溺愛妖狐ひろいました



「お疲れ―」

「あ、金田先輩。お疲れ様です。遊佐先輩も」



金田先輩は今日も遊佐先輩を連れ食堂にやってきた。




「ここいい?」

「あ、はい」



まさかの言葉に、声が上ずりながら答える。
一緒にお昼食べられるなんて・・・。
前だったら考えられなかった。




「そういえばさ、雨宮」

「はい」

「あの白髪の長髪美青年って、バンドマン?」

「・・・っ!?はい!?」

「いや、白髪で長髪ってかなり目立ってたし。

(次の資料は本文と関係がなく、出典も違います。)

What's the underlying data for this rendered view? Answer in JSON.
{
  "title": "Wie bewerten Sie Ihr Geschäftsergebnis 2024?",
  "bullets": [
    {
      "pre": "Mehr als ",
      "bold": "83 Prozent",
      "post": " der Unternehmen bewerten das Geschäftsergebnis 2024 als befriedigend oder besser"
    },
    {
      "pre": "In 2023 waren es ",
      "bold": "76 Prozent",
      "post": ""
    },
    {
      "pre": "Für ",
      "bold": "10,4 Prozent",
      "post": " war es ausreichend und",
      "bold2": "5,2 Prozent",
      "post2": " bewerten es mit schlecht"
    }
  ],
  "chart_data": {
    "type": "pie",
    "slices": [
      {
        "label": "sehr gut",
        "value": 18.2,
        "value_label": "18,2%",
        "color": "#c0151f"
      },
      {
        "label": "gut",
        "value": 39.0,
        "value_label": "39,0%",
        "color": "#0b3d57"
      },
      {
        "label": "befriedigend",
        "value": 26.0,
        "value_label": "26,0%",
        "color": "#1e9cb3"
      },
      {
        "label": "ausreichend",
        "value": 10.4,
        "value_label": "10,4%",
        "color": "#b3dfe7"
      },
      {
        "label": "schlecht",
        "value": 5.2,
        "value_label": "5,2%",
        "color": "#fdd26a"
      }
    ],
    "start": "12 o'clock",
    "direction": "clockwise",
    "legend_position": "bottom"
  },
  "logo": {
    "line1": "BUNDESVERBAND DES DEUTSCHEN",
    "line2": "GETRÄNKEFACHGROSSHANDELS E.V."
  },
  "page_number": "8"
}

バンドとかしてるのかなって」




思わず前のめりに驚いてしまった。
そうだった。
金田先輩には見られちゃったんだ・・・。

そして、親戚だっていっちゃったんだよね・・・。



「あの、違います。あの髪は、地毛で・・・。ちょっと特別な事情がある子で・・・。えと。直接私と血の繋がりはないんですけど。遠い親戚で。ハーフみたいなんです」

「特別な事情?親戚だけど血の繋がりはないの?」

「は、はい。その・・・。身寄りがなくて、親戚が引き取った・・・みたいな」




よくもまぁ、こんな嘘がとっさに出てきたものだ。